Respondents were able to select more than one answer. The majority, 68%, indicated that they hoped to get pregnant naturally. The irony is that during a two-year period, a woman’s fertility can greatly decline. Increasing age is a contributing factor to infertility, chromosomal abnormalities of eggs/embryos and failed infertility treatment.
Additionally, the percentage of IVF live births by age are as follows:
- Under age 35: 40.5%
- Age 35-37: 31.1%
- Age 38-40: 22.2%
- Age 41-42: 11.7%
- Age 43-44: 4.5%
- Over age 44: 1.8%
Another 37% of respondents waited to see a fertility doctor out of financial concerns or costs. There’s a misconception that IVF (in vitro fertilization) is the go-to treatment proposed by fertility doctors. Our data found that following an appointment with an RE, 57% said they had or were scheduled to have IUI (intrauterine insemination). An IUI is a procedure that typically costs $2,000 to $2,500 including medications, and delivers the sperm through the cervix to the uterus to better enable it to reach and fertilize an egg. It’s a less invasive and less expensive option compared to IVF, and for those who have unexplained infertility, mild male factor infertility, or a cervical condition, IUI treatment can be successful.

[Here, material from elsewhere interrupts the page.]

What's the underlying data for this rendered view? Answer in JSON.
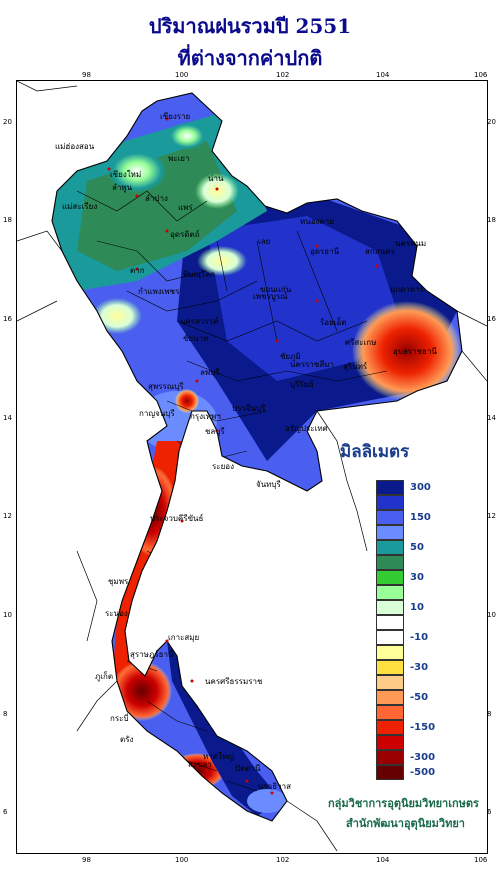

For those who need IVF, the costs can certainly be a challenge. There are financing packages, like IVFAdvantage, that can assist. IVF is typically recommended for patients with male factor infertility, women with damaged fallopian tubes, ovulation disorders, premature ovarian failure, unexplained infertility or genetic concerns for their offspring.
* The remaining patients were unsure about which RE to go to. We asked, “How did you choose your RE?”

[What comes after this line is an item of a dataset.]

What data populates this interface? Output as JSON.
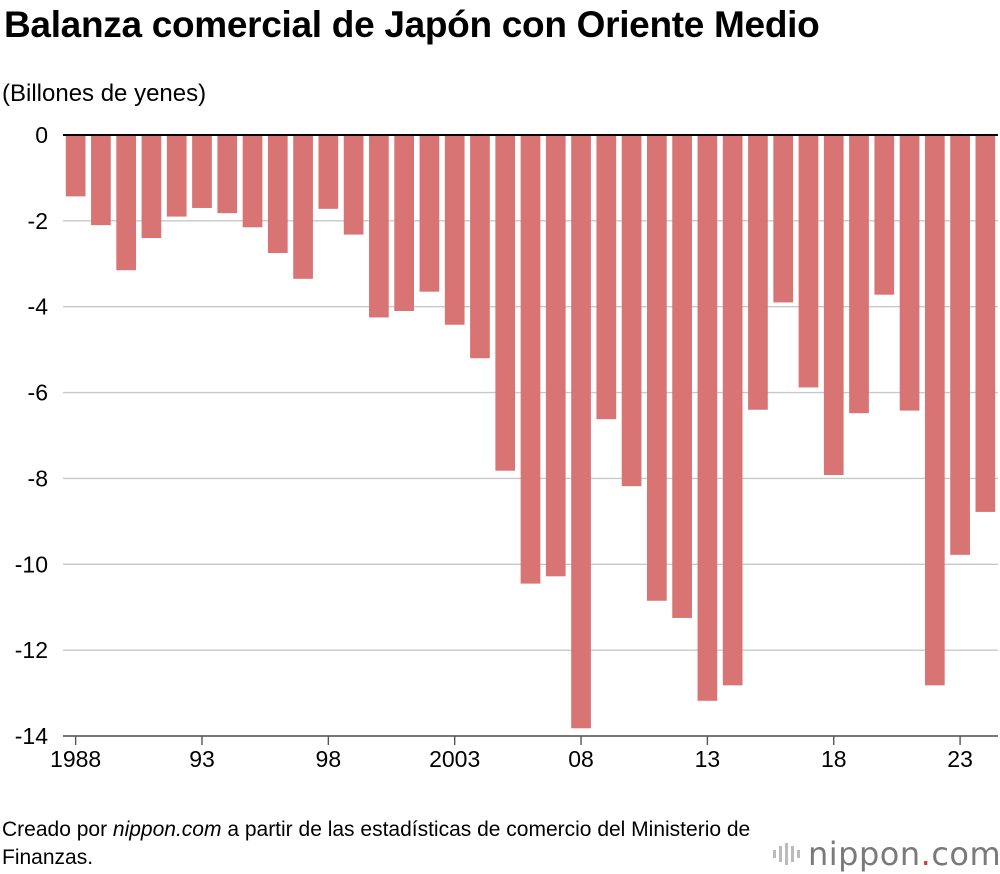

The majority of respondents chose their RE based on a referral from a medical doctor (58%), while 30% found their RE online and 22% through word of mouth
* When choosing your RE, what factors did you consider?

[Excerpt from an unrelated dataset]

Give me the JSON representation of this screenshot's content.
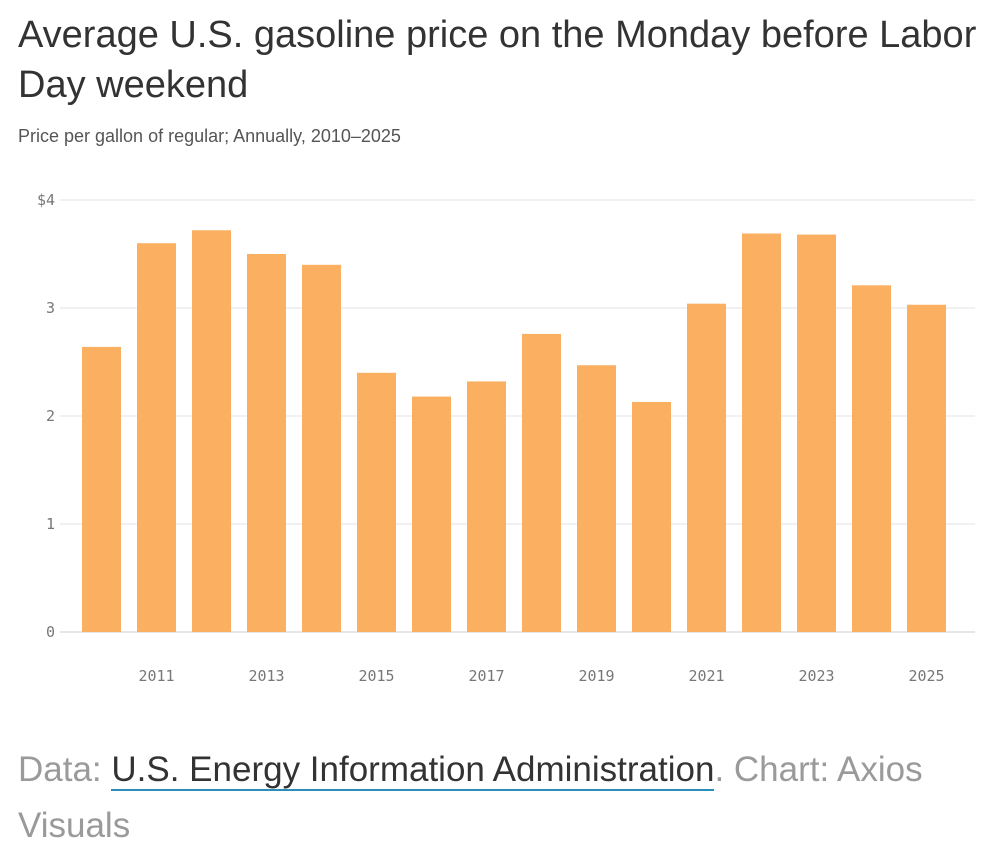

Survey respondents were able to select as many factors as were important to them in the selection of an RE. Fertility treatment success rates were the primary factor (41%), followed closely by reputation and proximity to home.
Fertility clinics are required to report ART (assisted reproductive technology) cycle outcomes to the Centers for Disease Control and Prevention (CDC) annually; the Society for Assisted Reproductive Technology (SART) also publishes fertility clinic success rates. However, using IVF success rates as the primary criteria in choosing a fertility doctor is ill-advised.
According to the CDC, “A comparison of clinic success rates may not be meaningful because patient medical characteristics and treatment approaches vary from clinic to clinic.”
Additionally, fertility clinics are able to inflate or manipulate their success rates by not accepting cases that are less likely to result in pregnancy or by doing “freeze all cycles” where outcomes are currently not reported1. What may be helpful for a patient choosing a fertility clinic is to review the number of cycles for women with their condition in their age group.
Conclusion: The majority of women who are trying to conceive are waiting 12 months to more than two years before seeing a fertility doctor. Education on the correlation between age and fertility - and the importance of seeing a fertility doctor when timed sex is not resulting in a pregnancy – is paramount. The chance of conception decreases as a woman ages, and rapidly once she reaches her mid-30s.
The chance of success with fertility treatment decreases too. The probability of a live birth with IVF is 18% less for women ages 38 to 40, compared to women under 35.
In order to facilitate treatment, patients also need to be apprised of cost savings available for treatment.
And while most patients use IVF success rates as a determining factor in choosing a fertility clinic, that is ill-advised. Success rates can be manipulated and clinic-to-clinic comparisons may not be accurate.